School of Mathematics, University of Leeds, 29th March 2014

Abstracts

Interpreting modules in modules, Mike Prest

Families of definable sets in the ordered group $\mathbb{Z}$, Immanuel Halupczok
There is a simple classification of definable sets in the ordered group $\mathbb{Z}$ up to definable bijection. I will present generalizations of this to definable families of sets and to definable sets in elementary extensions of $\mathbb{Z}$. A nice result is the following. If $X_y$ and $X'_y$ are two definable families of finite sets (where $y$ runs over some definable set $Y$), then there exists a bijection $X_y \longrightarrow X'_y$ which is definable uniformly in $y$. This is joint work with Raf Cluckers.

On Transformation in the Painlevé family, Joel Nagloo
The Painlevé equations are nonlinear 2nd order ODE and come in six families P1-P6, where P1 consists of the single equation $y''=6y^2 + t$, and P2-P6 come with some complex parameters. They were discovered strictly for mathematical considerations at the beginning of the 20th century but have arisen in a variety of important physical applications including for example random matrix theory and general relativity.
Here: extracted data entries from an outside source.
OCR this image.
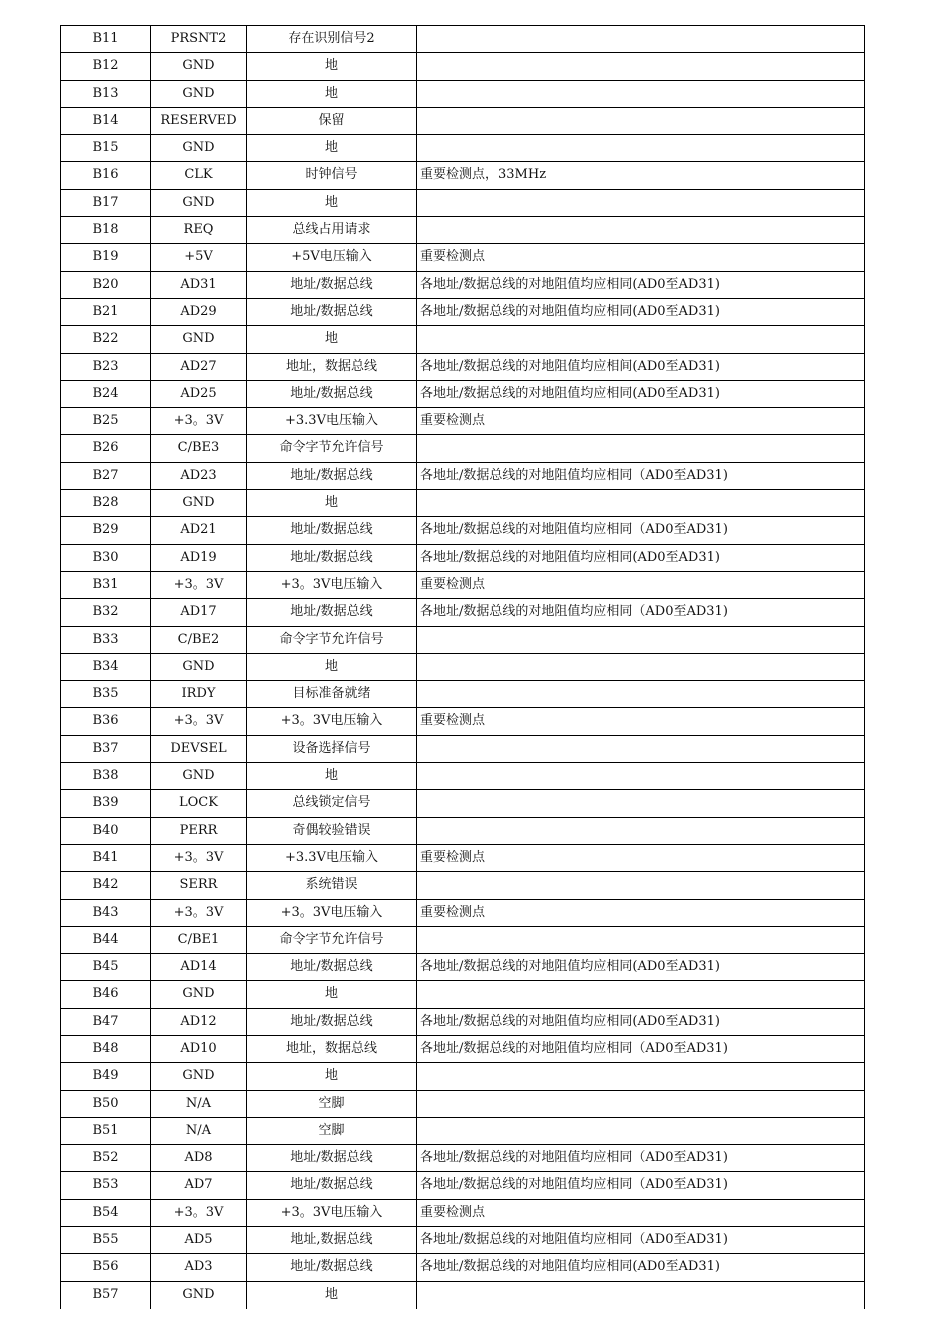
B11	PRSNT2	存在识别信号2
B12	GND	地
B13	GND	地
B14	RESERVED	保留
B15	GND	地
B16	CLK	时钟信号	重要检测点，33MHz
B17	GND	地
B18	REQ	总线占用请求
B19	+5V	+5V电压输入	重要检测点
B20	AD31	地址/数据总线	各地址/数据总线的对地阻值均应相同(AD0至AD31)
B21	AD29	地址/数据总线	各地址/数据总线的对地阻值均应相同(AD0至AD31)
B22	GND	地
B23	AD27	地址，数据总线	各地址/数据总线的对地阻值均应相间(AD0至AD31)
B24	AD25	地址/数据总线	各地址/数据总线的对地阻值均应相同(AD0至AD31)
B25	+3。3V	+3.3V电压输入	重要检测点
B26	C/BE3	命令字节允许信号
B27	AD23	地址/数据总线	各地址/数据总线的对地阻值均应相同（AD0至AD31)
B28	GND	地
B29	AD21	地址/数据总线	各地址/数据总线的对地阻值均应相同（AD0至AD31)
B30	AD19	地址/数据总线	各地址/数据总线的对地阻值均应相同(AD0至AD31)
B31	+3。3V	+3。3V电压输入	重要检测点
B32	AD17	地址/数据总线	各地址/数据总线的对地阻值均应相同（AD0至AD31)
B33	C/BE2	命令字节允许信号
B34	GND	地
B35	IRDY	目标准备就绪
B36	+3。3V	+3。3V电压输入	重要检测点
B37	DEVSEL	设备选择信号
B38	GND	地
B39	LOCK	总线锁定信号
B40	PERR	奇偶较验错误
B41	+3。3V	+3.3V电压输入	重要检测点
B42	SERR	系统错误
B43	+3。3V	+3。3V电压输入	重要检测点
B44	C/BE1	命令字节允许信号
B45	AD14	地址/数据总线	各地址/数据总线的对地阻值均应相同(AD0至AD31)
B46	GND	地
B47	AD12	地址/数据总线	各地址/数据总线的对地阻值均应相同(AD0至AD31)
B48	AD10	地址，数据总线	各地址/数据总线的对地阻值均应相同（AD0至AD31)
B49	GND	地
B50	N/A	空脚
B51	N/A	空脚
B52	AD8	地址/数据总线	各地址/数据总线的对地阻值均应相同（AD0至AD31)
B53	AD7	地址/数据总线	各地址/数据总线的对地阻值均应相同（AD0至AD31)
B54	+3。3V	+3。3V电压输入	重要检测点
B55	AD5	地址,数据总线	各地址/数据总线的对地阻值均应相同（AD0至AD31)
B56	AD3	地址/数据总线	各地址/数据总线的对地阻值均应相同(AD0至AD31)
B57	GND	地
In this talk I will explain how one can use model theory to answer the question of whether there exist algebraic relations between solutions of different Painlevé equations from the families P1-P6.

Applications of the twisted theorem of Chebotarev, Ivan Tomašić
The twisted theorem of Chebotarev is a result about difference polynomial equations. More precisely, it is a difference function field analogue of the celebrated theorem of Chebotarev. We shall discuss some of its classical number-theoretic applications, and focus on some exceptionally nice examples.